First bonfire in Spring. oil on canvas. 120x120 cms.
After a forced absence from my workplace I have spent some time on this, as winter releases its grip. At this time of the year one of the local farmers can be relied upon to set fire to a swathe of land and give the fire brigade an opportunity that they could probably do without. On a more intimate scale garden bonfires are commonplace.
Because I have not been walking, I have been looking at at small area within the purview of my window again. Like previous posts, this is a painting subject to change and it has changed a lot already in response both to the light on the land, as well as the demands of the painting process. The shifting light was very noticeable some days: it's a problem that requires a solution. It has affected this painting more than I realised because I thought that I was not making a piece about this bit of garden, but using the view to help make a painting.

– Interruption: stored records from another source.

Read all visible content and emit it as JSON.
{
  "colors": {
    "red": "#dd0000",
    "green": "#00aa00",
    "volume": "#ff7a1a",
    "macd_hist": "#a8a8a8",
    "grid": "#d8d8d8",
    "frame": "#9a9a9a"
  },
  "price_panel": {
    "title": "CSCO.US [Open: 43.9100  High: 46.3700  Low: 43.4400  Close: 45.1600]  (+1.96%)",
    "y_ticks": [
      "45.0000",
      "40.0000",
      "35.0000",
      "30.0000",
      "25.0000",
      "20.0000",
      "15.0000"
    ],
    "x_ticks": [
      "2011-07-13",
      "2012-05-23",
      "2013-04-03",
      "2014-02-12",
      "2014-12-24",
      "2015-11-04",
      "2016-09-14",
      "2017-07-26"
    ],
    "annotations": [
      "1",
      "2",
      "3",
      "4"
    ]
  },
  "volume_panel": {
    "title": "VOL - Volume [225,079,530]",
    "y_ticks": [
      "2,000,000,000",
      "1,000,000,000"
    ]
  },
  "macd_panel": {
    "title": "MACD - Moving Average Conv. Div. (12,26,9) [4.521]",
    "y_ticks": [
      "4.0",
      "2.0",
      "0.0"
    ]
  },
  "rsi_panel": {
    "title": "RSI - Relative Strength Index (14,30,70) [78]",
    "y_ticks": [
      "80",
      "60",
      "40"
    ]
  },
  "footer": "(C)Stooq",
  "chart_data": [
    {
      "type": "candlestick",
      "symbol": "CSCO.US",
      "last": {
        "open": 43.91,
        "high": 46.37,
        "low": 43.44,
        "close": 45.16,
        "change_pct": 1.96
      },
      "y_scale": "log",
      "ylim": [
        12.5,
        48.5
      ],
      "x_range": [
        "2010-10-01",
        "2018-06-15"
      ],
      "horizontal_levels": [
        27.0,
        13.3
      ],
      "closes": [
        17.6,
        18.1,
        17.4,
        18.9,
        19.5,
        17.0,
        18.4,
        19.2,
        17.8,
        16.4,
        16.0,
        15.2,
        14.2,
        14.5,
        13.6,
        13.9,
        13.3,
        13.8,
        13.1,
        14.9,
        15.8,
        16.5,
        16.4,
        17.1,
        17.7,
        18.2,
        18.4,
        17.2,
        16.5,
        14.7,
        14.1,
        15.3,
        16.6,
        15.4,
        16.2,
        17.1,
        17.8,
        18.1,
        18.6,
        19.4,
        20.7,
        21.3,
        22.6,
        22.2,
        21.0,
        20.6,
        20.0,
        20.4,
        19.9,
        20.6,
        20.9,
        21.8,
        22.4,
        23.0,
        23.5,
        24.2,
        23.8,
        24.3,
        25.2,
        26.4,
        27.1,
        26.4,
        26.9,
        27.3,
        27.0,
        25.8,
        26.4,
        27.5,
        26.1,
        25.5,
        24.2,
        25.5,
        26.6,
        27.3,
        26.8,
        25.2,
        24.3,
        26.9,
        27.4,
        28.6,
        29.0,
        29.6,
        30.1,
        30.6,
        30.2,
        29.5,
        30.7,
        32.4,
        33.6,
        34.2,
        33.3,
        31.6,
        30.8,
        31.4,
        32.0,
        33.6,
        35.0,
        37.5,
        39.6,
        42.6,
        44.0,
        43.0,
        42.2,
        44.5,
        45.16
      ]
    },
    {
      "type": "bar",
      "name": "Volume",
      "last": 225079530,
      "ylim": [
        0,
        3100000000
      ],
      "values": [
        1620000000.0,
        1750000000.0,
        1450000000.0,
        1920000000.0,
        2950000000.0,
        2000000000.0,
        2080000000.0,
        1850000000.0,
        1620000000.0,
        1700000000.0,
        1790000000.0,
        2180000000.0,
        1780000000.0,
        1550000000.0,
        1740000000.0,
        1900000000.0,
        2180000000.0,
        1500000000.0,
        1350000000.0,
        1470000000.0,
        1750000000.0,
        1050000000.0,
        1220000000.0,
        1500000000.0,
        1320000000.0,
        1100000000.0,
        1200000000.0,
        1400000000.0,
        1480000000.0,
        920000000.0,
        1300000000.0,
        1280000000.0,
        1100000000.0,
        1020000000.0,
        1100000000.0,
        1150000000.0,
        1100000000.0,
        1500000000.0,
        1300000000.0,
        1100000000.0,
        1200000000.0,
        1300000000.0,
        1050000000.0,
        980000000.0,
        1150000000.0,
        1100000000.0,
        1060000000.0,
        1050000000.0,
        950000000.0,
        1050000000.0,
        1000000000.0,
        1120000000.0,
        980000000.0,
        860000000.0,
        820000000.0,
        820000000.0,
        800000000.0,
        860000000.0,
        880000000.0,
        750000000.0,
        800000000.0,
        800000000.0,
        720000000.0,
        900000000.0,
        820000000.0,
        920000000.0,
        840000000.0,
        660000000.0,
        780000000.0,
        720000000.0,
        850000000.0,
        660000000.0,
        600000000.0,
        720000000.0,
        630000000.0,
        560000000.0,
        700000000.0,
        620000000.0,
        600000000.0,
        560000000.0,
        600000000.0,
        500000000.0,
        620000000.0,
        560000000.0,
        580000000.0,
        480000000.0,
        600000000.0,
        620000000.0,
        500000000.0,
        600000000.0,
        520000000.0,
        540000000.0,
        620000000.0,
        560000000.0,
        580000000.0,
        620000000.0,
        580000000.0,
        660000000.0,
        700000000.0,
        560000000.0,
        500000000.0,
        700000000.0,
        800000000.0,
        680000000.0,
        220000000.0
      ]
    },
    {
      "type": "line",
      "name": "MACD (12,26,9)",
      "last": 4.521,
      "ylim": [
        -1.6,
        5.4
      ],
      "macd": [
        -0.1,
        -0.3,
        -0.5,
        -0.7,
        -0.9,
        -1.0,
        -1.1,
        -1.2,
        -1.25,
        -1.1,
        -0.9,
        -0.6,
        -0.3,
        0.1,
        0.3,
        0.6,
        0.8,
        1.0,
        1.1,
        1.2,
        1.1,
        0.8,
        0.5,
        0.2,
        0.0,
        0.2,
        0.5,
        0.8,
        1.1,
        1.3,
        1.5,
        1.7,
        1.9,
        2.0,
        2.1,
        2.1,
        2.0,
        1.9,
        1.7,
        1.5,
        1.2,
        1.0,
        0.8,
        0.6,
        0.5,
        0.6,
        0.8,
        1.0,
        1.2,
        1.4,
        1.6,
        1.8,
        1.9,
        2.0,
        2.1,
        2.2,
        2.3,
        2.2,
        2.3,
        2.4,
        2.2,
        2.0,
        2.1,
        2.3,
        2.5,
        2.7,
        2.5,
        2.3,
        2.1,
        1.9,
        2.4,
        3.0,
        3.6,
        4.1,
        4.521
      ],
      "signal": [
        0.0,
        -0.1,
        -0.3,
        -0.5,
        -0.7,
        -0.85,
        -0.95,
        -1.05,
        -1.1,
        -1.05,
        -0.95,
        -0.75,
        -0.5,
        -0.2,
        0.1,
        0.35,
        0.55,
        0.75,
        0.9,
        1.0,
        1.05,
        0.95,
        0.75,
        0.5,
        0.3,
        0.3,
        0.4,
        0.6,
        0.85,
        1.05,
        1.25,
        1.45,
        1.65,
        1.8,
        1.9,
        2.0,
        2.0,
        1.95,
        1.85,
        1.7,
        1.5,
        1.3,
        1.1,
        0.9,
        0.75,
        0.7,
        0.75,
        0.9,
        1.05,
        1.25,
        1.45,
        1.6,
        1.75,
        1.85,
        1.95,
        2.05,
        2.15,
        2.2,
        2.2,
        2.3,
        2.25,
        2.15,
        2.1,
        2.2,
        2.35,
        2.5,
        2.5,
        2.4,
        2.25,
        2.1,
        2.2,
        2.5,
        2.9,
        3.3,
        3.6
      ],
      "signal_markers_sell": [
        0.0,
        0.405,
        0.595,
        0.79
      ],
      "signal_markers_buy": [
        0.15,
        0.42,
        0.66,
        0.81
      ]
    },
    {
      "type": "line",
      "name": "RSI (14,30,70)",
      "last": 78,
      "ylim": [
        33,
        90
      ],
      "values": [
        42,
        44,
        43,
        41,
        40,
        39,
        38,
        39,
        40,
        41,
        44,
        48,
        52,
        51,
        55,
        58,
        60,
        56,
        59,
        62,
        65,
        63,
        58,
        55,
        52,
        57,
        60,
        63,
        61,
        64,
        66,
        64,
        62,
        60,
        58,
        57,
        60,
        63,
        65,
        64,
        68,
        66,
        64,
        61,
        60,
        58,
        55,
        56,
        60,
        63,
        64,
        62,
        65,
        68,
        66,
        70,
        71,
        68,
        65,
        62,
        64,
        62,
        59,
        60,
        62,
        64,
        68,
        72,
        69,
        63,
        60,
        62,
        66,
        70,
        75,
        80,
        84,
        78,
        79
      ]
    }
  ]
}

Some years ago, I made paintings which clearly articulated an idea of the clash of natural phenomena and the threat to man whose implied image was fragile. What I find interesting is that that inter-relation
is still there in what I paint, but small in scale, through the walking, observing, and the standing still. There is this temporal bodily experience relating to a painting made up of successive, overlayering.
I think that making a landscape based (or perhaps a place based) painting requires one to be cereberally,
as well as physically present. The making of the painting proceeds then with all that that implies connected to the sense of place.
At Christmas I received a copy of Chris Stephens's monograph of Peter Lanyon.( 21 Publishing. 2000.)
and though I was aware of his name I had not seen any of his work. It is next on my reading list.